7. A task scheduling method for alleviating the cold start problem in serverless computing as described in claim 5, characterized in that: In step S13, the container is pre-created based on the future task arrival information. The specific steps are as follows: S1301. The tracker in the scheduler obtains the future task arrival information from the predictor, determines all task types and quantities that need to be pre-created in containers, and builds a data table to send to the decision-maker. S1302. The decision-maker traverses the data table and selects a task that needs to pre-create a container. If the task is not empty, jump to step S1303; otherwise, jump to step S1306. S1303. The decision-maker in the scheduler selects the worker node to pre-create containers for the task and sends a request to the worker node to create containers, including the container type and the required number of containers, while sending the container creation information in response to the tracker.
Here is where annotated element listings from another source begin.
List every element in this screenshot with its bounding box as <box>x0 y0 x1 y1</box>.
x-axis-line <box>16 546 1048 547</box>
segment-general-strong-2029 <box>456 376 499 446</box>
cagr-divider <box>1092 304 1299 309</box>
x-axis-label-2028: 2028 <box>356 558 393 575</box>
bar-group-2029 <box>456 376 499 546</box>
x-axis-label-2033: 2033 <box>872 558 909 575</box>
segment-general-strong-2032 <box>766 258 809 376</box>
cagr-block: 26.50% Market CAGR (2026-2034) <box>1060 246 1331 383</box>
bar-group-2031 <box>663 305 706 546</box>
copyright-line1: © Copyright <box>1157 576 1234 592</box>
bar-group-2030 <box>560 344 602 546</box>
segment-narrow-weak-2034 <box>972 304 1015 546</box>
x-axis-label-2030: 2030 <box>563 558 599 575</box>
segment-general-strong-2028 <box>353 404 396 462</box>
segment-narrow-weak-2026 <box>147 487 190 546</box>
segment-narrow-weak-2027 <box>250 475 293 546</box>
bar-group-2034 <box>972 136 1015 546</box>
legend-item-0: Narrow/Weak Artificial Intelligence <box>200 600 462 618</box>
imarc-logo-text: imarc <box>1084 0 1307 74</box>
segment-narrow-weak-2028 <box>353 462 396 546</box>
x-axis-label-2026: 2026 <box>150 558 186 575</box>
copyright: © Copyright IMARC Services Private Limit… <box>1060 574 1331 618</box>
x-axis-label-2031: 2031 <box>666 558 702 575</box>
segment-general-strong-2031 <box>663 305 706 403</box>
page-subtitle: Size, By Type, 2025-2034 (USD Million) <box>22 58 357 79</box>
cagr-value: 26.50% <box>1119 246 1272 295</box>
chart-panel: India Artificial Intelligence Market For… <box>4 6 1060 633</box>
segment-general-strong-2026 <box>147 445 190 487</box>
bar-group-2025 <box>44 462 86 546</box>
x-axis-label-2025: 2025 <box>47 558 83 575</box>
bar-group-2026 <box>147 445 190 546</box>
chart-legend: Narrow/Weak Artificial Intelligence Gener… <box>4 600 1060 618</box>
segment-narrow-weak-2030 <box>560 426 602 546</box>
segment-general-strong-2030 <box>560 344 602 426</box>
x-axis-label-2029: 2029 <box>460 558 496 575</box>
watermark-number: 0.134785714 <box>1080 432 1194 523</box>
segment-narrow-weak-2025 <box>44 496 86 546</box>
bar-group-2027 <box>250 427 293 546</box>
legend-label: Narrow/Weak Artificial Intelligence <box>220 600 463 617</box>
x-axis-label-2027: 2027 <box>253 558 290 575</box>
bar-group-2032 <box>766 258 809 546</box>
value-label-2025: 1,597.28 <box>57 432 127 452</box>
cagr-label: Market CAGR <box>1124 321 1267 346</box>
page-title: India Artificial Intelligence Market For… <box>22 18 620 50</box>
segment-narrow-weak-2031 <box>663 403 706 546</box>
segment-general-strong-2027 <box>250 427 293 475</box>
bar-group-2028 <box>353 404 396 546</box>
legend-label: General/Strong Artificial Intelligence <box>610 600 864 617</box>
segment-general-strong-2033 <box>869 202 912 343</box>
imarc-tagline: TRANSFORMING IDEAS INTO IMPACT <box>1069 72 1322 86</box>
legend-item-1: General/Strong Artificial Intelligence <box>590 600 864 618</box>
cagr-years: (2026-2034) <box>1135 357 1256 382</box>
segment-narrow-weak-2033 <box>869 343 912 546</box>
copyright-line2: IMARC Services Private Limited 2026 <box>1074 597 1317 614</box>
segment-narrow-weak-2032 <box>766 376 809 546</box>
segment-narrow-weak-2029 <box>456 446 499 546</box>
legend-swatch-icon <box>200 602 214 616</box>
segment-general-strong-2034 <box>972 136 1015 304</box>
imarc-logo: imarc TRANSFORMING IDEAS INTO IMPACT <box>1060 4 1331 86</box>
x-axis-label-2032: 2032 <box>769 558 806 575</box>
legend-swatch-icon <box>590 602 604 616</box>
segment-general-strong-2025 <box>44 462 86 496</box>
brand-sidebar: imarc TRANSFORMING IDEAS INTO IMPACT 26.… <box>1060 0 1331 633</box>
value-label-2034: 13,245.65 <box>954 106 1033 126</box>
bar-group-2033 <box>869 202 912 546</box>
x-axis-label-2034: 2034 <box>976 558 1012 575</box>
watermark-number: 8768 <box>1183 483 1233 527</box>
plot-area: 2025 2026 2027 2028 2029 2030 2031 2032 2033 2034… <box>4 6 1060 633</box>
S1304. Create the maximum number of containers that can be created on this working node. If the number of containers created meets the required number of containers, proceed to step S1302. Otherwise, proceed to step S1305; S1305. The worker node's reporter reports the number of containers that still need to be created to the decision-maker in the scheduler. The scheduler then selects a new worker node for the task, creates the remaining required containers on the new worker node, and sends container status update information to the tracker. S1306. Container pre-creation complete. Step ends.